When I first heard that Kent would announce his retirement, my first thought was something like:
“I thought he might be about ready to hang up the spikes. Will he be a Hall-of-Fame-er? Nope. He had a solid career, but not a great career.”
Beginning with the ballot that was released this year, I have entered a new era of Hall-of-Fame debate – there were players on this year’s ballot that I had seen play their entire career. Now, I saw a great majority of the career of: Cal Ripken, Jr., Tony Gwynn, the end of Goose Gossage’s career, and, well, you get the picture. Yet, there were names on this year’s ballot of whom I watched their entire career: Jeff Kent falls into this category.
After hearing of his retirement and pre-determining him unworthy of the HOF, I pulled up MLB.com‘s website to find his statistics. I was quite surprised to find that he has nearly 2500 hits, nearly 400 home runs (1st of all EVER as second basemen) 1500 RBIs and a career .290 batting average. His numbers are there to gain HOF votes and support.

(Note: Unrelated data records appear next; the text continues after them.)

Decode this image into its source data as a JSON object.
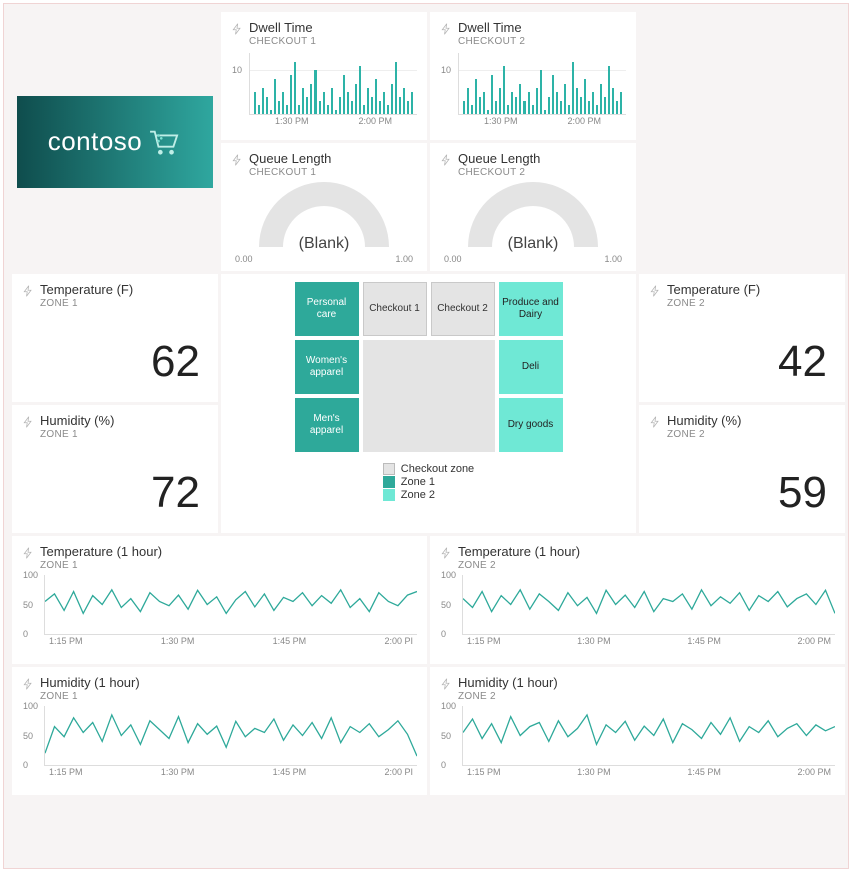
{
  "brand": {
    "name": "contoso"
  },
  "colors": {
    "zone1": "#2ea99a",
    "zone2": "#6fe8d5",
    "checkout": "#e4e4e4",
    "accent": "#2db3a7"
  },
  "dwell1": {
    "title": "Dwell Time",
    "sub": "CHECKOUT 1"
  },
  "dwell2": {
    "title": "Dwell Time",
    "sub": "CHECKOUT 2"
  },
  "queue1": {
    "title": "Queue Length",
    "sub": "CHECKOUT 1",
    "value": "(Blank)",
    "min": "0.00",
    "max": "1.00"
  },
  "queue2": {
    "title": "Queue Length",
    "sub": "CHECKOUT 2",
    "value": "(Blank)",
    "min": "0.00",
    "max": "1.00"
  },
  "temp1": {
    "title": "Temperature (F)",
    "sub": "ZONE 1",
    "value": "62"
  },
  "temp2": {
    "title": "Temperature (F)",
    "sub": "ZONE 2",
    "value": "42"
  },
  "hum1": {
    "title": "Humidity (%)",
    "sub": "ZONE 1",
    "value": "72"
  },
  "hum2": {
    "title": "Humidity (%)",
    "sub": "ZONE 2",
    "value": "59"
  },
  "map": {
    "zones": {
      "personal_care": "Personal care",
      "checkout1": "Checkout 1",
      "checkout2": "Checkout 2",
      "produce": "Produce and Dairy",
      "womens": "Women's apparel",
      "deli": "Deli",
      "mens": "Men's apparel",
      "dry": "Dry goods"
    },
    "legend": {
      "checkout": "Checkout zone",
      "z1": "Zone 1",
      "z2": "Zone 2"
    }
  },
  "tempHist1": {
    "title": "Temperature (1 hour)",
    "sub": "ZONE 1"
  },
  "tempHist2": {
    "title": "Temperature (1 hour)",
    "sub": "ZONE 2"
  },
  "humHist1": {
    "title": "Humidity (1 hour)",
    "sub": "ZONE 1"
  },
  "humHist2": {
    "title": "Humidity (1 hour)",
    "sub": "ZONE 2"
  },
  "axis": {
    "dwell_y": [
      "10"
    ],
    "dwell_x": [
      "1:30 PM",
      "2:00 PM"
    ],
    "line_y": [
      "0",
      "50",
      "100"
    ],
    "line_x": [
      "1:15 PM",
      "1:30 PM",
      "1:45 PM",
      "2:00 PM"
    ],
    "line_x_trunc": [
      "1:15 PM",
      "1:30 PM",
      "1:45 PM",
      "2:00 PI"
    ]
  },
  "chart_data": [
    {
      "id": "dwell1",
      "type": "bar",
      "title": "Dwell Time",
      "subtitle": "CHECKOUT 1",
      "x_ticks": [
        "1:30 PM",
        "2:00 PM"
      ],
      "ylim": [
        0,
        14
      ],
      "y_ticks": [
        10
      ],
      "values": [
        5,
        2,
        6,
        4,
        1,
        8,
        3,
        5,
        2,
        9,
        12,
        2,
        6,
        4,
        7,
        10,
        3,
        5,
        2,
        6,
        1,
        4,
        9,
        5,
        3,
        7,
        11,
        2,
        6,
        4,
        8,
        3,
        5,
        2,
        7,
        12,
        4,
        6,
        3,
        5
      ]
    },
    {
      "id": "dwell2",
      "type": "bar",
      "title": "Dwell Time",
      "subtitle": "CHECKOUT 2",
      "x_ticks": [
        "1:30 PM",
        "2:00 PM"
      ],
      "ylim": [
        0,
        14
      ],
      "y_ticks": [
        10
      ],
      "values": [
        3,
        6,
        2,
        8,
        4,
        5,
        1,
        9,
        3,
        6,
        11,
        2,
        5,
        4,
        7,
        3,
        5,
        2,
        6,
        10,
        1,
        4,
        9,
        5,
        3,
        7,
        2,
        12,
        6,
        4,
        8,
        3,
        5,
        2,
        7,
        4,
        11,
        6,
        3,
        5
      ]
    },
    {
      "id": "queue1",
      "type": "gauge",
      "title": "Queue Length",
      "subtitle": "CHECKOUT 1",
      "min": 0.0,
      "max": 1.0,
      "value": null,
      "display": "(Blank)"
    },
    {
      "id": "queue2",
      "type": "gauge",
      "title": "Queue Length",
      "subtitle": "CHECKOUT 2",
      "min": 0.0,
      "max": 1.0,
      "value": null,
      "display": "(Blank)"
    },
    {
      "id": "tempHist1",
      "type": "line",
      "title": "Temperature (1 hour)",
      "subtitle": "ZONE 1",
      "x_ticks": [
        "1:15 PM",
        "1:30 PM",
        "1:45 PM",
        "2:00 PM"
      ],
      "ylim": [
        0,
        100
      ],
      "y_ticks": [
        0,
        50,
        100
      ],
      "values": [
        55,
        68,
        40,
        72,
        35,
        65,
        50,
        75,
        45,
        60,
        38,
        70,
        55,
        48,
        66,
        42,
        74,
        50,
        63,
        35,
        58,
        72,
        46,
        68,
        40,
        62,
        55,
        70,
        48,
        65,
        52,
        75,
        45,
        60,
        38,
        70,
        55,
        48,
        66,
        72
      ]
    },
    {
      "id": "tempHist2",
      "type": "line",
      "title": "Temperature (1 hour)",
      "subtitle": "ZONE 2",
      "x_ticks": [
        "1:15 PM",
        "1:30 PM",
        "1:45 PM",
        "2:00 PM"
      ],
      "ylim": [
        0,
        100
      ],
      "y_ticks": [
        0,
        50,
        100
      ],
      "values": [
        60,
        45,
        72,
        38,
        65,
        50,
        75,
        42,
        68,
        55,
        40,
        70,
        48,
        62,
        35,
        74,
        50,
        66,
        45,
        72,
        38,
        60,
        55,
        68,
        42,
        75,
        48,
        63,
        52,
        70,
        40,
        65,
        55,
        72,
        46,
        60,
        68,
        50,
        74,
        35
      ]
    },
    {
      "id": "humHist1",
      "type": "line",
      "title": "Humidity (1 hour)",
      "subtitle": "ZONE 1",
      "x_ticks": [
        "1:15 PM",
        "1:30 PM",
        "1:45 PM",
        "2:00 PM"
      ],
      "ylim": [
        0,
        100
      ],
      "y_ticks": [
        0,
        50,
        100
      ],
      "values": [
        20,
        65,
        48,
        80,
        55,
        72,
        40,
        85,
        50,
        68,
        35,
        75,
        60,
        45,
        82,
        38,
        70,
        52,
        66,
        30,
        74,
        48,
        62,
        55,
        78,
        42,
        68,
        50,
        72,
        45,
        80,
        38,
        65,
        55,
        70,
        48,
        60,
        75,
        52,
        15
      ]
    },
    {
      "id": "humHist2",
      "type": "line",
      "title": "Humidity (1 hour)",
      "subtitle": "ZONE 2",
      "x_ticks": [
        "1:15 PM",
        "1:30 PM",
        "1:45 PM",
        "2:00 PM"
      ],
      "ylim": [
        0,
        100
      ],
      "y_ticks": [
        0,
        50,
        100
      ],
      "values": [
        55,
        78,
        45,
        70,
        38,
        82,
        50,
        65,
        72,
        40,
        75,
        48,
        62,
        85,
        35,
        68,
        55,
        74,
        42,
        66,
        50,
        78,
        38,
        70,
        60,
        45,
        72,
        52,
        80,
        40,
        65,
        55,
        75,
        48,
        62,
        70,
        50,
        68,
        58,
        65
      ]
    }
  ]
}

In fact, Peter Gammons, ESPN baseball personality, has been quoted as calling Kent “without a doubt a first ballot HOFer”.
My biggest argument against Kent for HOF? He never was the best player on his own team. He played his best years as a San Francisco Giant batting next to Barry Bonds who, ‘roids or no ‘roids, is quite possibly the most talented ever to pick up a bat and ball. Granted, it’s not fair to judge one person on the merits of arguably the best ever, but nonetheless does it make him a HOF candidate?
The next argument would be that he was servicable at best at second base. I’ve heard numerous comparisons lately to the hitting of Ryne Sandberg. Let it be known that I am a Chicago Cubs fan and “cut my teeth” as a baseball fan on Ryne catching balls at 2B at Wrigley and hitting balls onto Waveland Avenue. Ryne Sandberg wasn’t a servicable second baseman – he was a GREAT second baseman, who could also hit and do so with authority. Jeff Kent had little to no glove, but could swing it like a corner infielder.
If he played a different position (particularly a corner infield spot) would he still be in consideration for the HOF? If he were a better defender, fine. I’d be on board with the argument. He was not, so why can we not compare offensive numbers to 3rd basemen? 1st basemen? When we do so, he’s above average for his era at best.
To Kent’s disservice, perhaps, he played in the live ball and steroids era and his offensive numbers will be judged through that lens. To Kent’s credit, however, he has long been vocal that he does not and has not taken peformance enhancing drugs and has been vocal that there should be increased testing. Kudos to you on that note, Jeff Kent.
Nonetheless, thank you for all the years of clutch hits and mustaches.